In a clear and convincing 1,001 to 750 vote that was certified Thursday night, nurses at Maine Medical Center joined a union, for the first time sending representatives to negotiate their pay, benefits and working conditions with hospital management. The Maine State Nurses Association/National Nurses United will now represent 2,000 registered nurses at Maine Med, the state’s biggest hospital, as well as the Scarborough Surgery Center and the MMC Brighton Campus, in Portland.

In their successful campaign, organizers said they would push to get more pay for these highly trained professionals who are struggling to maintain their lives in the middle class.
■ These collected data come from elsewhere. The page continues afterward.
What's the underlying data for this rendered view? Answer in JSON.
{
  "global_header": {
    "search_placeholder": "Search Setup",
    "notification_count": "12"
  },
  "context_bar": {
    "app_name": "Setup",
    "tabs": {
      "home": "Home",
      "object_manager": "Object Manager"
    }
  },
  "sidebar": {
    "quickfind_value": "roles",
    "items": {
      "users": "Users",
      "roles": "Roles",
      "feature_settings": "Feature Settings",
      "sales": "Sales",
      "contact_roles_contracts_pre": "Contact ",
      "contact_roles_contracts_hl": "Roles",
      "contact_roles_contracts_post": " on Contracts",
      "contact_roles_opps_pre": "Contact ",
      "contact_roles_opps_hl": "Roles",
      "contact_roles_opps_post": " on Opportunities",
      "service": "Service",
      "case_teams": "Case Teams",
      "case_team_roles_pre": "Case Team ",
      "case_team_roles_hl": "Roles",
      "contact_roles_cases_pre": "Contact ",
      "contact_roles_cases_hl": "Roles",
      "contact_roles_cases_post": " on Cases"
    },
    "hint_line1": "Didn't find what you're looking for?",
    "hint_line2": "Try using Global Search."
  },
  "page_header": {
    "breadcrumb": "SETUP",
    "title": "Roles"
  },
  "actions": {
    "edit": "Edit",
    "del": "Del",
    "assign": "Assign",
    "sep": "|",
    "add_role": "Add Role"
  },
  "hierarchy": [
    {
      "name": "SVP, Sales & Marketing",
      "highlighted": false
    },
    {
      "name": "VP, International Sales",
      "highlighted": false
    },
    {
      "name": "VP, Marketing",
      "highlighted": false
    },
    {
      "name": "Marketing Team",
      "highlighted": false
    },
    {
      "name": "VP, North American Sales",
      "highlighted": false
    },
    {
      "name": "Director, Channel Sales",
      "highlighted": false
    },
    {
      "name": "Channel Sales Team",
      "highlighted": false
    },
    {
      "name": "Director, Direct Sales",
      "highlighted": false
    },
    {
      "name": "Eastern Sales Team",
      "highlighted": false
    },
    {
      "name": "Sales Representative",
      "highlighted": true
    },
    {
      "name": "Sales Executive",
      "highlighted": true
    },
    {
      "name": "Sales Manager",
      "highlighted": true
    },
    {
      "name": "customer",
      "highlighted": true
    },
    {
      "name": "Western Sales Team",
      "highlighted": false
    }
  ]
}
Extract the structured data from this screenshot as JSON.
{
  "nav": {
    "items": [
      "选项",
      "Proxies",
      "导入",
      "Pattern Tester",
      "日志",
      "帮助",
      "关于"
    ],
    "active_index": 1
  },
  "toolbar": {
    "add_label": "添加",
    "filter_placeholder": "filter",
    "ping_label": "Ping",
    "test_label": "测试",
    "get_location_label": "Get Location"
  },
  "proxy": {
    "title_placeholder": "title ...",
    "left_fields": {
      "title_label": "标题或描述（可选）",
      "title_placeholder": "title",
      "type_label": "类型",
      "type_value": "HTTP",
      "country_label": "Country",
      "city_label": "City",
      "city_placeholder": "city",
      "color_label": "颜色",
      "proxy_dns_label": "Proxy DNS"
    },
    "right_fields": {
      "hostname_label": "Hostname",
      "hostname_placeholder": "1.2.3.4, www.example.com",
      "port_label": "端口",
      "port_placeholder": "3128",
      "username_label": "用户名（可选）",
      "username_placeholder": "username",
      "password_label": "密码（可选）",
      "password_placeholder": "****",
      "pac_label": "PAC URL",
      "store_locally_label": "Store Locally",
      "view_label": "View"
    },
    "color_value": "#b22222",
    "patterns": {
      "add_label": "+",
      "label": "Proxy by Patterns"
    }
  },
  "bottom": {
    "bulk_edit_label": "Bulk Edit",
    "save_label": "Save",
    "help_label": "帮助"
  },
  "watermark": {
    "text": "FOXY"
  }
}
But they also made clear this was not just about money.

Union supporters said they wanted to negotiate with management over burnout-inducing overtime and split shifts that have been shown to wear out nurses and affect patient care.

“This is a dream come true, to bring us the unified strength we need to improve patient care conditions and workplace standards at Maine Med,” said Maine Med pediatrics nurse Jackie Fournier.

When contract negotiations begin, hospital management will have to overcome some of the divisive statements it made and actions it took during the organizing effort.

The hospital hired an out-of-state “union avoidance” firm, requiring employees to attend meetings where they were presented a one-sided anti-union message.

The public likely got a taste of those meetings in an opinion column co-written by Maine Med President Jeff Sanders and Chief Nursing Officer Devin Carr.

“An outside third party would not share our values,” the executives wrote. “More concerning is if that outside party actively undermines our efforts and sullies our reputation to further its own ends.”

We hope the hospital management will soon realize that the new union is not an outside third party, but their own employees speaking with a single voice. Together, those employees have an interest in not only their own jobs, but also carrying out the hospital’s mission, to care for people when they need it most.

If they listen to the testimonials this National Nurses’ Week, no one needs to be afraid about the developments at Maine Med. Forming a union will not make these nurses forget their commitment to doing what’s best for patients.